Energieform Solar 1977 - 2000

Energieform Solar
Solarkollektorenproduktion in Wettringen
Der abgebildete Arbeitsvorgang zeigt das Einlegen des Rohrregisters der Harfe in die Schweißform, damit diese mit dem Absorberblech im Ultraschallschweißverfahren verbunden werden kann. Der aus „Harfe“ und Absorberblech bestehende Absorber ist das Herzstück des Kollektors. In ihm findet die eigentliche Umwandlung der eintreffenden Strahlungsenergie in thermische Energie statt.
Logasol SKS 3.0 – Deutschlands ertragsstärkster Flachkollektor, 2000
Im Frühjahr 2000 kam der Hochleistungs-Flachkollektor Logasol SKS 3.0 als Deutschlands ertragsstärkster Flachkollektor auf den Markt. Er eignete sich neben der reinen solaren Trinkwassererwärmung auch hervorragend für die solare Heizungsunterstützung. Das Foto zeigt Hochleistungsflachkollektoren SKS 3.0 auf einem Gebäude in Frankfurt am Main.
Buderus-Solarhaus, 1979
Bereits auf der ISH 1977 hatte Buderus Wärmepumpen und Solarkollektoren auf seinem Stand präsentiert. Zwei Jahre später war das Buderus-Solarhaus auf dem Freigelände ein Publikumsmagnet. In dem hier präsentierten „mulitvalenten Heizsystem“ bildeten Solaranlage, Wärmepumpe, Latentspeicher und Heizkessel eine Einheit.

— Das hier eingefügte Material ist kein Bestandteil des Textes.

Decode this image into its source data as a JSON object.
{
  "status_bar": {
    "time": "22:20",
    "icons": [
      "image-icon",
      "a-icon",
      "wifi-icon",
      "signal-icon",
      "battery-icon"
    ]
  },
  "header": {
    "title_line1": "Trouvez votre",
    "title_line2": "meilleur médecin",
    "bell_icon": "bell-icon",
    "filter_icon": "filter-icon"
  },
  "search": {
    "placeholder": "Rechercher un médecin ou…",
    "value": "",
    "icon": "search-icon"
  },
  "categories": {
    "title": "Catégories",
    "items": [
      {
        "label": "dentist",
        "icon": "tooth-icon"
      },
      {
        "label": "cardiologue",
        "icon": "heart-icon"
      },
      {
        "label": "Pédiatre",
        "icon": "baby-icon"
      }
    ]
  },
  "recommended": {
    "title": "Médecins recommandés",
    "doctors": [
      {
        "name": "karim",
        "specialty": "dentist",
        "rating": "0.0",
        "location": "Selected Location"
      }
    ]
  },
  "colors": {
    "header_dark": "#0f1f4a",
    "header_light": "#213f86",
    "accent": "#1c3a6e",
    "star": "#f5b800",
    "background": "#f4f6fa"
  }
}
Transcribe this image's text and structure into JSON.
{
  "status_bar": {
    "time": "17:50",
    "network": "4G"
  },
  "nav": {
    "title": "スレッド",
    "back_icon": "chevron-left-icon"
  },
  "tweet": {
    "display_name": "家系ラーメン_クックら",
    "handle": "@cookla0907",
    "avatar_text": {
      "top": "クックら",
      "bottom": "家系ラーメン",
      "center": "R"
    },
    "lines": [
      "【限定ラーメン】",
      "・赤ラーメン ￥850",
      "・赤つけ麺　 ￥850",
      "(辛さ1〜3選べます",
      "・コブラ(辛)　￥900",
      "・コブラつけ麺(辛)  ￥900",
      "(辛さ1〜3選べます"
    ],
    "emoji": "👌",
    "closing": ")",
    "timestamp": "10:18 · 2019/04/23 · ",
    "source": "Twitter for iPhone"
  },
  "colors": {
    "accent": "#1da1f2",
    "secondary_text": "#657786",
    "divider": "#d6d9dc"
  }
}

Junkers-„Tritherm“-Haus, 1977
In den Jahren 1975/76 wurde in Wernau das Junkers-„Tritherm“-Haus errichtet. Der Name „Tritherm“ stand hierbei für die Nutzung von drei Wärmequellen: der Sonne, der Außenluft und einem fossilen Brennstoff. Bei diesem Versuchshaus ging es darum, Erkenntnisse über das optimale Zusammenwirken von Sonnenkollektoren, Wärmespeicher, Wärmepumpe und Zusatzheizung zu gewinnen.